It's not easy to add exposure to the banks right now. As I have written since... prior to when this whole banking crisis started, I had cut my personal exposure in half. By personal exposure, I mean Bank of America (BAC) and Wells Fargo (WFC) as these are the only two banks that I was still in. Fortunately, they are both large money center type banks, both domestic in nature and both more reliant upon traditional banking as a means toward driving profitability.
While that last item mentioned might be problematic in an era of difficulty in creating net interest margin, it's also a positive as these banks rely less on trading and investment banking than do their key rivals. Trading, either in debt securities or equities, as we have seen, can be quite problematic, and investment banking is truly headed for some even tougher sledding if we do enter into a recessionary period.
Well, yes. As I have mentioned on camera and in written word, while maintaining that 50% (of my original full size) exposure in terms of shares, I have been trading smaller sized trades around those core positions. In fact, I added to both BAC and WFC late Friday and am willing to part with those trades - but not the core - for a few pennies either way. I was hoping that there would be a deal overseas, which there was. That said, I thought that if they cut UBS Group (UBS) a fairly sweet deal, which they did, that there might be something of a temporary Monday morning pop in our banks. So far, no dice, but these names were not really much lower either.
Where To Go?
I mean other than T-Bills. I mean, if you have been with me then, we are running, partially due to the banking sales, with ever higher cash levels. Remember when folks mocked high cash levels? Not anymore. That said, how about Berkshire Hathaway, the B stock (BRKB) , as a place where one can maintain some exposure to the financials (yes through BAC, but also through insurance), while letting Warren Buffett and his team diversify the investment for you. I mean you'll be in Apple (AAPL) , Occidental Petroleum (OXY) , and even the rails through Burlington Northern Santa Fe.
At last glance, I think Apple weighed a rough 44% upon Berkshire's public portfolio, and Bank of America close to 9%, but after that, the portfolio is nicely spread out across technology, staples, industrials and a number of different kinds of financials. Maybe I'm thinking of initiating a long position in Berkshire Hathaway with at least a portion of the capital created when I cut my banks in half.
Berkshire reported in late February, so we are probably two months away from hearing from the firm again. For the quarter ended in December, Berkshire drove operating cash flow of $10.201B. After capital expenditures of $4.557B, the firm was left with free cash flow of $5.644B. This was up from $3.763B for the same quarter a year prior, by the way.

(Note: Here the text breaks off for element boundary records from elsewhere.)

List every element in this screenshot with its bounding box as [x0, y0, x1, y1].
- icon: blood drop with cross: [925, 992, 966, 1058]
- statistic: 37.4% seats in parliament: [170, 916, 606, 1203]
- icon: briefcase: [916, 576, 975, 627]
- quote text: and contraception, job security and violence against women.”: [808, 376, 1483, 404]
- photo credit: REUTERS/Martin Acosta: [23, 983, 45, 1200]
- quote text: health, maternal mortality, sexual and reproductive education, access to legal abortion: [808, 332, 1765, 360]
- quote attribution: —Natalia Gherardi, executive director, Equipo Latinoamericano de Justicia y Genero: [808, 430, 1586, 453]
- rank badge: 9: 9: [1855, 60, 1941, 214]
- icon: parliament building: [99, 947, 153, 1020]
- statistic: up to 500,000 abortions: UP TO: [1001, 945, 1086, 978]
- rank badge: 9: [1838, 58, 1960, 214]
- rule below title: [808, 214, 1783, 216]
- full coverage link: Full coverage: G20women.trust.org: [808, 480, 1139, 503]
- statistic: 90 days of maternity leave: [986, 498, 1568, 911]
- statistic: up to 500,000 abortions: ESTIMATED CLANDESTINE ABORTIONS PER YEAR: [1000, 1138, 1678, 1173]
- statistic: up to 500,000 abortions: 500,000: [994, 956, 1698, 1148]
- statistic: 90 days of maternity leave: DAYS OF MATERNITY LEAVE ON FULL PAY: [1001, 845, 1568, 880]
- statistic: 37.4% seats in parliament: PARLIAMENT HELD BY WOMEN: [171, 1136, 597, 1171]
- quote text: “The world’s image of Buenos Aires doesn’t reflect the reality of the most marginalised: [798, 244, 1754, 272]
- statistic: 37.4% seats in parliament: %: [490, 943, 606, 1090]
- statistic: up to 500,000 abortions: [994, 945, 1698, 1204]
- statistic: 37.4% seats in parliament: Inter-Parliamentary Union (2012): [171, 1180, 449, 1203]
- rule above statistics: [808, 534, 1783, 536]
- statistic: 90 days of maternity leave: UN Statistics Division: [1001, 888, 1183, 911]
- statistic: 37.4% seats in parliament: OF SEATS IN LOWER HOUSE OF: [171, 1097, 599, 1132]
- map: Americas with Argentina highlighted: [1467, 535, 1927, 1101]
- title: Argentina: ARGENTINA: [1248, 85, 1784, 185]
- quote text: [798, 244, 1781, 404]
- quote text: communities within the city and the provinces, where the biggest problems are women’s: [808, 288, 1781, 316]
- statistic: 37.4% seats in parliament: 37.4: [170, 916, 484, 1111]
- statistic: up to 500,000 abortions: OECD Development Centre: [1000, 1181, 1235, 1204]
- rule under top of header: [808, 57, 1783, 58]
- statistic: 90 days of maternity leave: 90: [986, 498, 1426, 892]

Looking at the balance sheet, Berkshire Hathaway ran with a cash position of $128.585B and current assets of $203.429B. Of that number, inventories made up $25.366B. Current liabilities at that time added up to $62.502B. This left the firm with a current ratio of 3.25 and a quick ratio of 2.84. Both of these ratios are strong to very strong.
Total assets amounted to $948.452B, including $108.598B in goodwill and other intangibles. At 11% of total assets, I see no problem here at all. Total liabilities came to $467.835B, including long-term debt of $107.353B. Even when adding to that number the $15.391B in short-term debt and long-term debt labeled as current, the firm could pay off that entire debt-load out of cash if need be. This balance sheet is golden.
Berkshire had a tough week last week, but not quite as tough as did the pure financials. The stock comes into this week trading at 18 times forward looking earnings.
One positive that I think we can all take heart in if we are interested in Berkshire is that the firm will step in if a deal develops where they are somebody's white knight but only if the deal creates an easily sustainable path toward profitability. That's the Buffett way.
Readers will see that BRKB tried to break out from a double bottom reversal pattern with a $308 pivot late last autumn. What had developed upon the stock having apexed around $320 was a basing pattern that has lasted for these past four months.
Last week, BRKB traded below the $297 December low as both its RSI (Relative Strength Index) and daily MACD (Moving Average Convergence Divergence) showed signs of deterioration. How low can BRKB go? The stock has made either a short-term top or short-term bottom around $282 a number of times. There could be some algorithmic activity there. I am not thinking of grabbing any of these here and now in the mid-$290's, but anywhere from the low $280's down, I think is interesting.
A trader could sell May 19th BRKB $280 puts for around $6, and maybe purchase a like amount of the May 19 $270 puts just to make sure said trader does not get his face ripped off. These puts should not cost the trader more than $4, leaving the trader with a net credit of around $2. This would put the trader's net basis if forced to eat the shares in May at approximately $278.
Should the stock take off and never approach $280, the trade pockets the $2 credit. Should the stock head for the depths of the netherworld, the trader has already built in his or her out trade at $270.